I just went into DoD and chose 'All'...they have numbers at the beginning of their titles so they were on top. I need to spit some wack rhymes to 'baby's got back'. :lol:


----------



## jpl (Jul 9, 2006)

Sounds stupid, but believe it or not, karaoke is an on-demand option that we have with fios. There are a handful of free offerings, but there are others you pay for.


----------



## jutley (Oct 11, 2006)

I think karaoke on-demand could be fun.


----------



## F1 Fan (Aug 28, 2007)

Splendor said:


> I just went into DoD and chose 'All'...they have numbers at the beginning of their titles so they were on top. I need to spit some wack rhymes to 'baby's got back'. :lol:


Thats one of the problems with the beta at the moment.

Choosing ALL from the main dod menu shows titles that are hidden if you went into the 1000's channel menus. Which is why you get the message.

D* is still expanding its titles and the main dod All search goes to each title in their database. The channel dod search only shows them in the channel. D* has not turned on all channels so you cant search if you cant see but havent a way of hiding them in the dod all search on the main menu.

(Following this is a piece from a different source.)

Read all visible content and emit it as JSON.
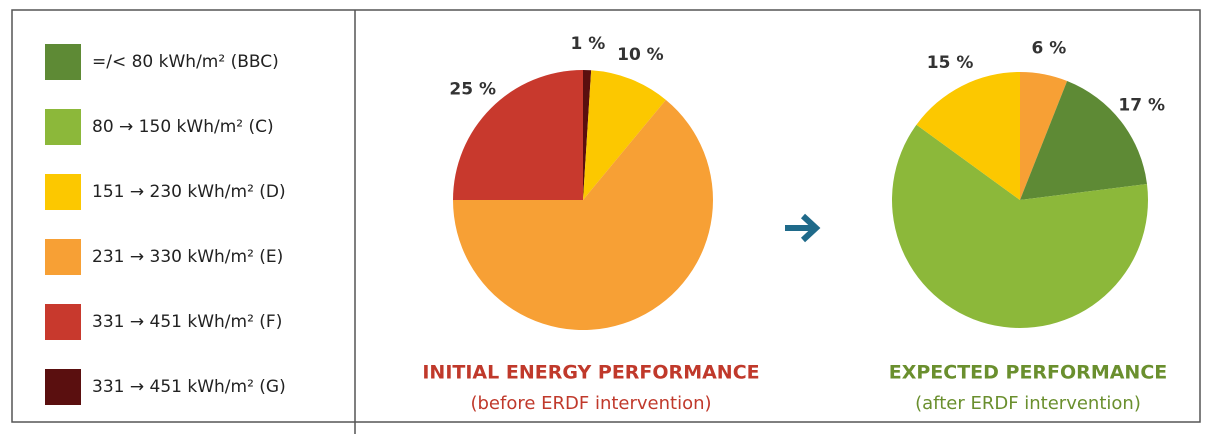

They will be there in a day or so.


----------



## Splendor (Apr 17, 2007)

They're still showing up in my list and I still can't download them yet.


----------



## jutley (Oct 11, 2006)

I can't either...not sure what you have to subscribe to to get these to download. 

Mods, any ideas?


----------



## armophob (Nov 13, 2006)

I tried it. Apparently it is music with CC. Not really for everyone.


----------



## Canis Lupus (Oct 16, 2006)

What - you can't sing? :hurah: :lol: 



armophob said:


> I tried it. Apparently it is music with CC. Not really for everyone.


----------



## tonyd79 (Jul 24, 2006)

armophob said:


> I tried it. Apparently it is music with CC. Not really for everyone.


No, it is OPEN captioning. Closed means you can't see it without using a CC device.

Anyway, that is what karaoke is. YOU sing by following the words.


----------